Profit at at the chip designer is down and threats are emerging from new players.

iaceWSpP0.VI  ARM has double digit growth but an increasingly fragile outlook

ARM Holdings might have gotten a little too comfortable being the king.

During the mobile revolution, ARM-licensed chips found their way into virtually every smartphone and tablet on the market. This virtual monopoly on the market has been great for ARM’s bottom line, as the company has recorded double digit profits virtually every quarter during the mobile boom of the last five years.

This quarter was no exception. ARM Holdings’ revenue in Q2 2013 was up 27 percent year-over-year to $264.3 million. However, the company’s profit dropped to $96 million from $118 million in the same quarter last year.

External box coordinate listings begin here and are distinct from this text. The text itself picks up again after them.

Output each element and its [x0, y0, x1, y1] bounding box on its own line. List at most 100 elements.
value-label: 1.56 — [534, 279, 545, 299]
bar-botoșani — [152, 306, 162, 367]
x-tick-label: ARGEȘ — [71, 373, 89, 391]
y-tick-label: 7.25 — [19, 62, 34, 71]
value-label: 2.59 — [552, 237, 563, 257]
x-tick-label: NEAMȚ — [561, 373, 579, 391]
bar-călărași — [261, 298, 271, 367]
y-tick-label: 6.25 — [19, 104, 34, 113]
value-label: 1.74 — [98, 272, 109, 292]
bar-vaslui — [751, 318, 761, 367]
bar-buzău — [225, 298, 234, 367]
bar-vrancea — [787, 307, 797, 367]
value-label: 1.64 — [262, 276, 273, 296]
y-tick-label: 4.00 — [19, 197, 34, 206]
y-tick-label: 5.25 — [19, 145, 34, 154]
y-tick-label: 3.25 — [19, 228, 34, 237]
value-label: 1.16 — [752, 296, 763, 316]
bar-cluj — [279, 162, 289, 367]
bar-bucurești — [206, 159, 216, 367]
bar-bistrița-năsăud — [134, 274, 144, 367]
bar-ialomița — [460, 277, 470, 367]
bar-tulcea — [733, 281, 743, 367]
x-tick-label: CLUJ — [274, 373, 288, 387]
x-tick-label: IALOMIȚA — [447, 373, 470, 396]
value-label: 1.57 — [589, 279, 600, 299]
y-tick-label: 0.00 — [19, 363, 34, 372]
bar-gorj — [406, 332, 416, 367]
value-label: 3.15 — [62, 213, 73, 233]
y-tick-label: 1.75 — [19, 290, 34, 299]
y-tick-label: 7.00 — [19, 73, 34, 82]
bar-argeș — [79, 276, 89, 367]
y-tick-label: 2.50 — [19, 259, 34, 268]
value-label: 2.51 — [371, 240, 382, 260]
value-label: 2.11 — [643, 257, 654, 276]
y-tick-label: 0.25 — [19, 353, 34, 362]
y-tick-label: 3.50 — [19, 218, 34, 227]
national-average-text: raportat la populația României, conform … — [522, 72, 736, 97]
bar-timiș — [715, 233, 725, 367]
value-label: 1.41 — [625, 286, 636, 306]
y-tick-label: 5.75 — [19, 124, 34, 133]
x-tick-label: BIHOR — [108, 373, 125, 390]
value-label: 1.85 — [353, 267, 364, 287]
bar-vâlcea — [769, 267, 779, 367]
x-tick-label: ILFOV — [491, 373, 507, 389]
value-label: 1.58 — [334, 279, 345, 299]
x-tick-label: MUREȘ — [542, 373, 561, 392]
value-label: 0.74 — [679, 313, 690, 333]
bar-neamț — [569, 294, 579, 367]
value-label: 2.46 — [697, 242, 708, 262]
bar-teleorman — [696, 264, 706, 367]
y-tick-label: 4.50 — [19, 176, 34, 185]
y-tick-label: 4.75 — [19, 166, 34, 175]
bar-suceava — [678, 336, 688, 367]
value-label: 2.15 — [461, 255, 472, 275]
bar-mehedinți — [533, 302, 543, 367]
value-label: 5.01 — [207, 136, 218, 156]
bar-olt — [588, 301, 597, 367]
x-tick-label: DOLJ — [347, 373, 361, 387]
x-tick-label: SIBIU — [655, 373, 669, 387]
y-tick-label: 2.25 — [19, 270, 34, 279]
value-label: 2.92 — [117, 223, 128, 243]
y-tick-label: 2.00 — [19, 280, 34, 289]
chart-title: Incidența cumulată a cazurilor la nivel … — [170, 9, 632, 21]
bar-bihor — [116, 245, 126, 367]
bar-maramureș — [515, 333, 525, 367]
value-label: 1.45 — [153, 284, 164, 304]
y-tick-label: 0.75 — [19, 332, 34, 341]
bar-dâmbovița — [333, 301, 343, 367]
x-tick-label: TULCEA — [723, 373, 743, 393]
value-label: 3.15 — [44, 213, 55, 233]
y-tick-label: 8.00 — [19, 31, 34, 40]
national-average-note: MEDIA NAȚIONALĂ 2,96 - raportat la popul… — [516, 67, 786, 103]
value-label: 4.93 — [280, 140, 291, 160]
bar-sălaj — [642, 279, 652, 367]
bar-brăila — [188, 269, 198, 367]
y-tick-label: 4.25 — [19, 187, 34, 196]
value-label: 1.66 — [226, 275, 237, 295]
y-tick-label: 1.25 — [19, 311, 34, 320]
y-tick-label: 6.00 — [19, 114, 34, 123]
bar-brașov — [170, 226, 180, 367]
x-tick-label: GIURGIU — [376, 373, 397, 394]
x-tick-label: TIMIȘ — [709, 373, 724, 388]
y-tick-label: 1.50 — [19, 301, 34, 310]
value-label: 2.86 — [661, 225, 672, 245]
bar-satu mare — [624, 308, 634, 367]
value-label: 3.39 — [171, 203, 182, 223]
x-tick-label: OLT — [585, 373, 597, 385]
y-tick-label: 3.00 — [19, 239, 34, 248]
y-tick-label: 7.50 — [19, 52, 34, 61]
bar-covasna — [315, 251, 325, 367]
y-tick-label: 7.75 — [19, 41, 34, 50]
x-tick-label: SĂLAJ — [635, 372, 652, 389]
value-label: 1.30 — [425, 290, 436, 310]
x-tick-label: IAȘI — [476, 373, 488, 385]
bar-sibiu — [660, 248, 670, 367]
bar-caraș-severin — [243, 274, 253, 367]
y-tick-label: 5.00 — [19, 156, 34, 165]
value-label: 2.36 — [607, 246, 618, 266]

Despite this drop in profit, the company’s gross margin is still an extraordinary 94.3 percent.

Going into the next year, ARM will have two emerging threats from MIPS and Intel.

As we reported earlier, a newly revitalized MIPS is gearing up to try and encroach ARM’s turf, particularly the low-cost segment that MediaTek is making a name for itself in. At the same time, Intel is making a big push into the mobile market as the traditional PC market shrinks.

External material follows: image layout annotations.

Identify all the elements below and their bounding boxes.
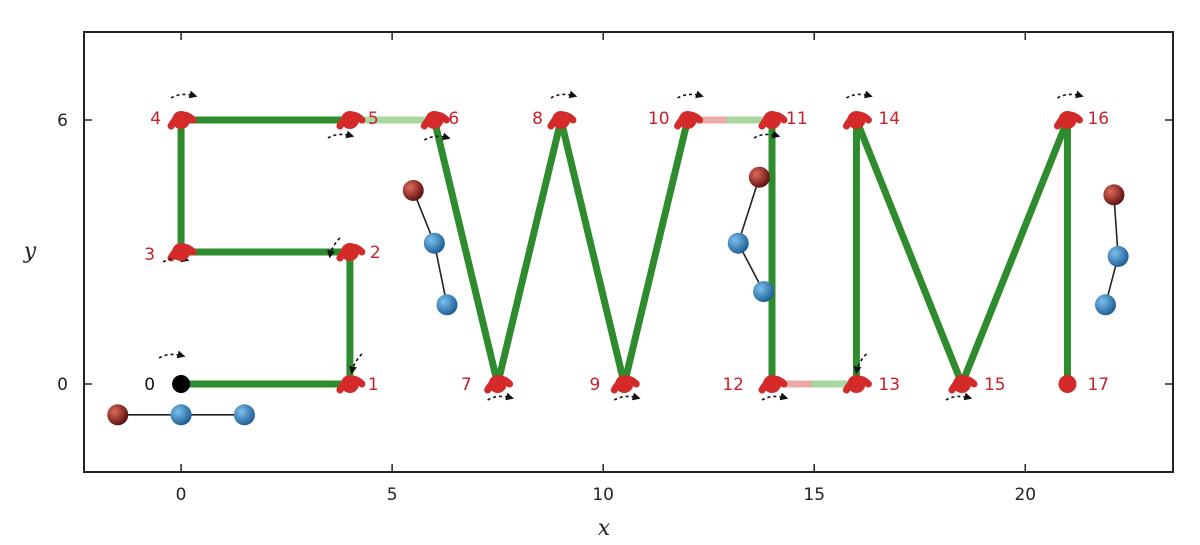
waypoints [172,111,1077,393]
waypoint [172,111,191,129]
y-tick-label: 0 [57,375,68,395]
waypoint-label: 1 [368,375,379,395]
trajectory-segment [620,116,692,388]
y-axis-title: y [23,239,37,264]
waypoint-label: 15 [984,375,1006,395]
plot-frame [83,31,1174,473]
waypoint [172,243,191,261]
waypoint-label: 4 [150,109,161,129]
x-tick-label: 0 [176,485,187,505]
waypoint-label: 9 [589,375,600,395]
waypoint [678,111,697,129]
x-tick-label: 5 [387,485,398,505]
swimmer-bead-red [107,404,129,426]
waypoint [551,111,570,129]
waypoint-label: 2 [370,243,381,263]
swimmer-icons [107,166,1129,426]
waypoint [763,111,782,129]
waypoint [1058,111,1077,129]
swimmer-bead-blue [170,404,192,426]
trajectory-segment [557,116,628,388]
trajectory-segment [430,116,502,388]
swimmer-bead-blue [753,281,775,303]
swimmer-icon [727,166,775,303]
waypoint-label: 5 [368,109,379,129]
waypoint-label: 14 [878,109,900,129]
rotation-arrow [1057,90,1084,99]
rotation-arrow [158,350,186,359]
waypoint [340,243,359,261]
trajectory-segment [852,116,966,388]
waypoint [847,375,866,393]
rotation-arrow [853,353,867,375]
waypoint [425,111,444,129]
waypoint-label: 13 [878,375,900,395]
rotation-arrow [327,237,341,259]
swimmer-bead-blue [233,404,255,426]
swimmer-link [737,176,761,244]
start-point [172,375,191,393]
waypoint [952,375,971,393]
trajectory-segment [494,116,565,388]
waypoint [340,111,359,129]
rotation-arrow [349,353,363,375]
swimmer-bead-blue [727,232,749,254]
swimmer-bead-blue [1094,294,1116,316]
rotation-arrow [846,90,873,99]
rotation-arrow [761,392,789,401]
swimmer-icon [107,404,255,426]
x-tick-label: 15 [803,485,825,505]
rotation-arrow [945,392,973,401]
swimmer-bead-blue [436,294,458,316]
waypoint [1058,375,1077,393]
trajectory-segments [177,116,1071,388]
y-tick-label: 6 [57,111,68,131]
waypoint [615,375,634,393]
rotation-arrow [613,392,641,401]
waypoint-label: 6 [448,109,459,129]
waypoint-label: 8 [532,109,543,129]
x-tick-label: 10 [592,485,614,505]
trajectory-segment [958,116,1071,388]
swimmer-bead-blue [423,232,445,254]
waypoint-label: 16 [1087,109,1109,129]
waypoint-label: 10 [648,109,670,129]
x-axis-title: x [598,516,611,541]
rotation-arrow [550,90,578,99]
swimmer-icon [402,179,458,316]
waypoint-label: 3 [144,245,155,265]
swimmer-icon [1094,184,1129,316]
swimmer-bead-red [1103,184,1125,206]
waypoint-label: 17 [1087,375,1109,395]
rotation-arrow [170,90,198,99]
waypoint [763,375,782,393]
rotation-arrow [423,132,451,141]
rotation-arrow [677,90,704,99]
rotation-arrow [753,130,781,139]
waypoint-label: 11 [786,109,808,129]
swimmer-bead-blue [1107,245,1129,267]
rotation-arrow [162,254,190,263]
x-tick-label: 20 [1014,485,1036,505]
waypoint [847,111,866,129]
waypoint [340,375,359,393]
waypoint-label: 0 [144,375,155,395]
swimmer-bead-red [748,166,770,188]
waypoint [488,375,507,393]
waypoint-label: 7 [461,375,472,395]
rotation-arrows [158,90,1084,401]
swimmer-bead-red [402,179,424,201]
rotation-arrow [487,392,514,401]
rotation-arrow [327,130,355,139]
waypoint-label: 12 [722,375,744,395]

Considering that most OEMs are agnostic to the hardware they use, as long as it runs Android, ARM has a problem on its hands.

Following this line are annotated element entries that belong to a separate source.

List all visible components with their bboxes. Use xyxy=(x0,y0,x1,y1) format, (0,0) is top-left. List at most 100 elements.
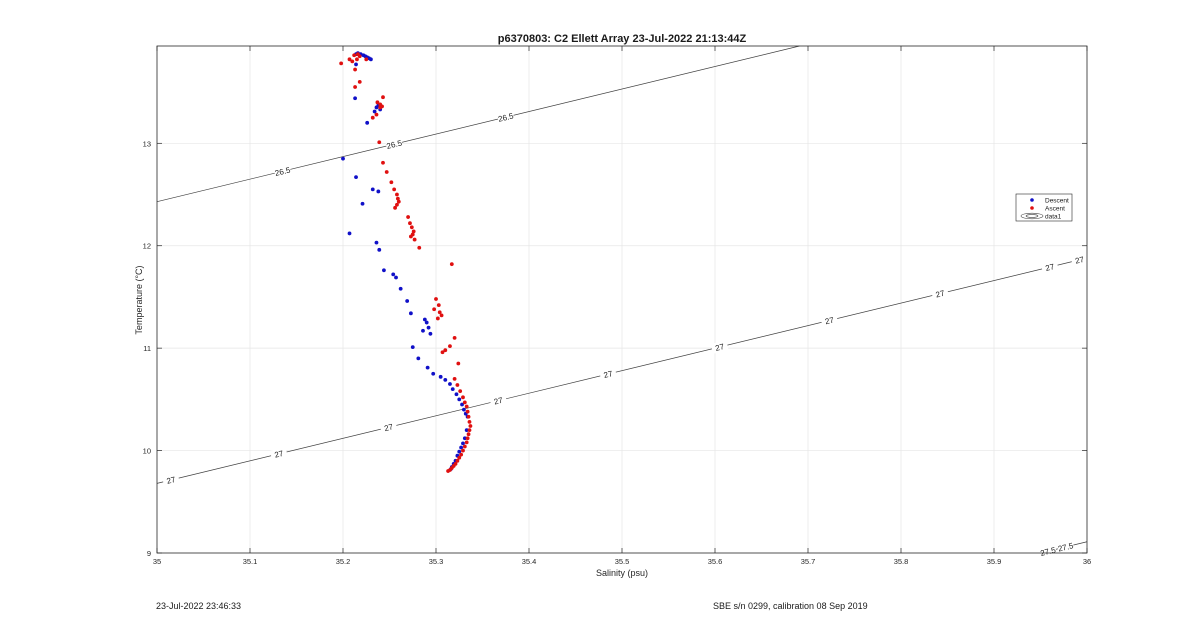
descent-point xyxy=(464,428,469,432)
contour-label-bg xyxy=(496,110,515,124)
ascent-point xyxy=(462,400,467,405)
descent-point xyxy=(438,374,443,379)
contour-label: 27 xyxy=(824,315,835,326)
ascent-point xyxy=(374,112,379,117)
ascent-point xyxy=(380,104,384,109)
contour-label: 27 xyxy=(1074,255,1085,266)
descent-point xyxy=(372,109,377,114)
y-tick-label: 9 xyxy=(147,549,151,558)
y-tick-label: 10 xyxy=(143,447,151,456)
x-axis-label: Salinity (psu) xyxy=(596,568,648,578)
descent-point xyxy=(443,378,448,382)
descent-point xyxy=(454,392,459,397)
ascent-point xyxy=(467,428,472,432)
ascent-point xyxy=(455,383,460,387)
ascent-point xyxy=(443,348,448,353)
ascent-point xyxy=(409,225,414,230)
descent-point xyxy=(354,175,358,180)
ascent-point xyxy=(395,202,399,207)
descent-point xyxy=(459,445,464,450)
descent-point xyxy=(421,328,425,333)
contour-label-bg xyxy=(1056,540,1075,554)
y-tick-label: 12 xyxy=(143,242,151,251)
descent-point xyxy=(425,365,430,370)
contour-label-bg xyxy=(385,137,404,151)
contour-label-bg xyxy=(820,313,839,328)
ascent-point xyxy=(395,196,400,201)
ascent-point xyxy=(410,232,415,237)
ascent-point xyxy=(457,455,462,460)
contour-label: 27 xyxy=(274,449,285,460)
y-tick-label: 11 xyxy=(143,344,151,353)
ascent-point xyxy=(461,448,465,453)
ascent-point xyxy=(434,297,438,301)
descent-point xyxy=(462,407,466,412)
ascent-point xyxy=(395,192,399,197)
x-tick-label: 36 xyxy=(1083,557,1091,566)
descent-point xyxy=(374,105,379,110)
descent-point xyxy=(398,286,403,291)
ascent-point xyxy=(465,409,470,414)
contour-label: 27 xyxy=(603,369,614,380)
ascent-point xyxy=(458,389,463,394)
ascent-point xyxy=(467,419,472,424)
descent-point xyxy=(410,345,415,350)
descent-point xyxy=(369,57,373,62)
ascent-point xyxy=(408,221,412,226)
descent-point xyxy=(460,402,464,407)
descent-point xyxy=(416,356,421,361)
contour-label: 27 xyxy=(493,396,504,407)
descent-point xyxy=(353,96,357,101)
descent-point xyxy=(426,325,431,330)
ascent-point xyxy=(370,115,375,120)
ascent-point xyxy=(357,54,362,59)
contour-label-bg xyxy=(489,393,508,408)
contour-label: 27 xyxy=(714,342,725,353)
ascent-point xyxy=(464,440,469,445)
ascent-point xyxy=(435,316,440,321)
ascent-point xyxy=(440,350,445,355)
descent-point xyxy=(377,247,382,252)
ascent-point xyxy=(459,452,464,457)
ascent-point xyxy=(355,57,359,62)
y-tick-label: 13 xyxy=(143,139,151,148)
x-tick-label: 35 xyxy=(153,557,161,566)
x-tick-label: 35.5 xyxy=(615,557,630,566)
descent-point xyxy=(347,231,352,236)
descent-point xyxy=(462,436,467,441)
descent-point xyxy=(424,320,429,325)
ascent-point xyxy=(339,61,344,66)
descent-point xyxy=(428,331,433,336)
descent-point xyxy=(431,371,436,376)
contour-label-bg xyxy=(1070,253,1089,267)
descent-point xyxy=(408,311,413,316)
legend-descent-label: Descent xyxy=(1045,198,1069,205)
ascent-point xyxy=(396,199,401,204)
ascent-point xyxy=(464,404,469,409)
legend: Descent Ascent data1 xyxy=(1015,193,1073,222)
contour-label: 26.5 xyxy=(386,138,404,151)
ascent-point xyxy=(375,100,380,105)
descent-point xyxy=(405,299,410,303)
ascent-point xyxy=(392,187,397,192)
contour-label-bg xyxy=(1040,260,1059,274)
ascent-point xyxy=(412,237,417,242)
ascent-point xyxy=(393,205,397,210)
ascent-point xyxy=(437,310,442,315)
ascent-point xyxy=(448,344,452,349)
descent-point xyxy=(382,268,386,273)
legend-contour-marker xyxy=(1020,212,1044,220)
descent-point xyxy=(450,387,455,392)
ascent-point xyxy=(455,458,460,463)
ascent-point xyxy=(432,307,437,312)
legend-box xyxy=(1015,193,1073,222)
contour-label: 26.5 xyxy=(497,111,515,124)
descent-point xyxy=(370,187,375,192)
contour-label: 27.5 xyxy=(1057,541,1075,554)
ascent-point xyxy=(353,67,357,72)
print-timestamp: 23-Jul-2022 23:46:33 xyxy=(156,601,242,611)
ascent-point xyxy=(452,376,457,381)
descent-point xyxy=(341,156,345,161)
ascent-point xyxy=(452,336,457,340)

Facing these two threats, ARM only had a miniscule boost to its R&D budget. In the first quarter of this year, the company spent $56.2 million on research; Q2’s budget has only been upped to $57.1 million.

ARM does have some solid IP in the pipeline, particularly the Cortex-A15 and Cortex-A7 in big.LITTLE configurations, but its now facing a massive emerging threat from MIPS and Intel. Neither company will dethrone the king, but the game of thrones MIPS and Intel are prepared to play to jostle themselves into a greater share of ARM’s market capture means ARM should consider doubling down and investing a lot more in R&D.